Insomma, le tracce hanno già dentro lo svolgimento giusto, quello che bisognerà scrivere. Essere retorici credendo di essere intelligenti: non c’è che dire, mi hanno ingannato per bene. Ho diritto anch’io al mio quarto d’ora, anzi alle mie sei ore, di opinionismo, di omelia. Forse la prima prova serve a questo: a valutare le mie competenze sui luoghi comuni, a vedere quanto sono stato ammaestrato a dire la mia su cose che in realtà non conosco.

Forse questo voleva da me la scuola: dirmi che la conoscenza non ha niente di rigoroso. Una canzone di Daniele Silvestri potrebbe essere il suo slogan: «non discutere di ciò che sai, su tutto il resto esprimi sempre un’opinione». Io conoscevo la letteratura, ma qui non ce n’è, anche nel saggio artistico-letterario mi capita quasi per sbaglio di incontrare una sola scrittrice. Ed era la mia prova, quella di italiano. Forse, appunto, non vogliono che io dia retta a ciò che vorrei sapere, alla letteratura, che diventi un critico letterario, ma che diventi un buon predicatore, un buon opinionista. 



Però un poeta c’è, uno solo, alla prima delle sette pagine. Si chiama Quasimodo, e il primo verso mi folgora: «Forse è un segno vero della vita». Poi racconta di «fanciulli» che «danzano», «nel fuoco della luna», della «memoria» che affiora, portandogli il «vento del sud», e portandolo tra i «fanciulli» della sua terra amata lontana, verso cui vorrebbe spingere la luna. Eccolo, «un segno vero della vita», ecco un gesto di «pietà», ecco un momento in cui la vita accade. È la svolta che cercavo: non sono più io a dover pontificare, ma inizio a voler rubare gli occhi di Quasimodo, a guardare se c’è un posto, un momento, in cui la vita accade. La poesia è fatta da chi sa che non bisogna passare dalle parole ai fatti, ma dai fatti alle parole. Tutto il contrario delle prediche. Quasimodo c’è riuscito, e vorrei riuscirci anch’io. Guardando fanciulli che danzano oppure queste tracce. Che rileggo. Ora sì, cercando «un segno vero della vita», e non gli arzigogoli dei miei pensieri inutili. 

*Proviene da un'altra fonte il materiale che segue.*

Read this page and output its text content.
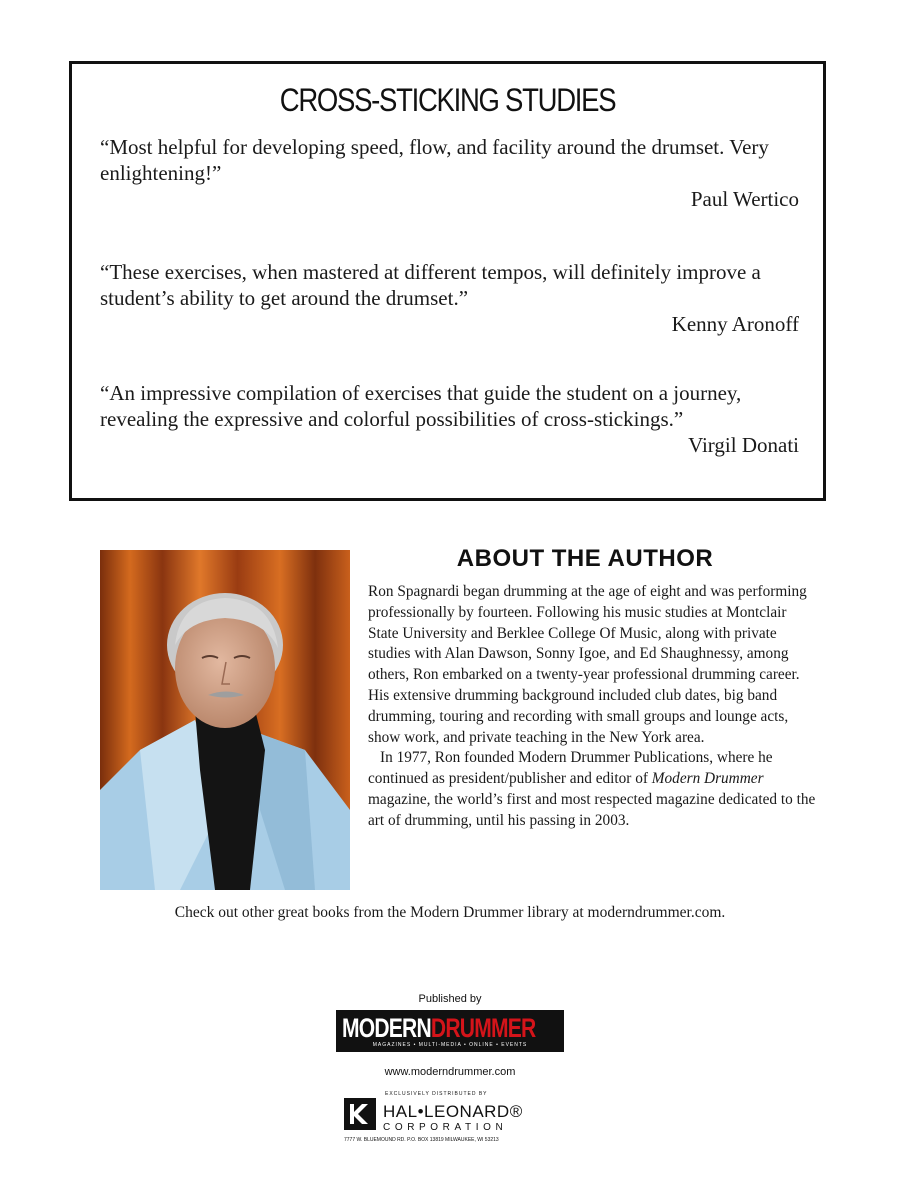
CROSS-STICKING STUDIES
“Most helpful for developing speed, flow, and facility around the drumset. Very enlightening!”
Paul Wertico
“These exercises, when mastered at different tempos, will definitely improve a student’s ability to get around the drumset.”
Kenny Aronoff
“An impressive compilation of exercises that guide the student on a journey, revealing the expressive and colorful possibilities of cross-stickings.”
Virgil Donati
ABOUT THE AUTHOR

Ron Spagnardi began drumming at the age of eight and was performing professionally by fourteen. Following his music studies at Montclair State University and Berklee College Of Music, along with private studies with Alan Dawson, Sonny Igoe, and Ed Shaughnessy, among others, Ron embarked on a twenty-year professional drumming career. His extensive drumming background included club dates, big band drumming, touring and recording with small groups and lounge acts, show work, and private teaching in the New York area.

In 1977, Ron founded Modern Drummer Publications, where he continued as president/publisher and editor of Modern Drummer magazine, the world’s first and most respected magazine dedicated to the art of drumming, until his passing in 2003.

Check out other great books from the Modern Drummer library at moderndrummer.com.
Published by
MODERNDRUMMER
MAGAZINES • MULTI-MEDIA • ONLINE • EVENTS
www.moderndrummer.com
EXCLUSIVELY DISTRIBUTED BY
HAL•LEONARD®
CORPORATION
7777 W. BLUEMOUND RD. P.O. BOX 13819 MILWAUKEE, WI 53213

Mi accorgo che di segni veri ce ne sono tanti. La citazione di Adorno è una bomba: mi giudica dalla testa ai piedi, quando mi lancia la sfida di «pensare l’altro come un soggetto». Accadendo. E anche la storia del primo donatore di un rene. E il fratellino di Grazia Deledda. Non annego più, ho trovato la barca, ma il ponte è stato Quasimodo: salgo sulla traccia del dono. Ma non per parlare del dono, bensì per accorgermi del dono che c’è lì dentro, del dono che quella traccia è. 

Ecco la mia inaspettata, nuova responsabilità. Sono la periferia diventata città. Evito la violenza di prendermi in giro. Non mi sento più un robot da esami. Posso scrivere una prima prova che non sia «irrelata» come un «fondo di magazzino». Ora che «un segno vero della vita», cioè lo sguardo di Quasimodo, si è rivelato il mio «dono». Nessuna pretesa di cambiare il mondo. Un dono alla commissione sì, forse «senza riceverne in cambio alcunché». Sì, vorrei regalare la vita che accade, in mezzo a questa recita di opinionisti. Chissà se qualcun altro ha avvertito, mentre parlava del dono, la gratitudine per un dono ricevuto, se ha sentito di essere ridonato a se stesso. «Donare se stessi» non è più una frase su cui pontificare. Perché ora un me stesso l’ho scoperto, lo scopro. C’è voluto, tra le chiacchiere della prima prova, «un segno vero della vita». Per accorgermi di questo dono: che la vita ha qualcosa da dire a me, non sono io a dover trovare qualcosa da dire sulla vita.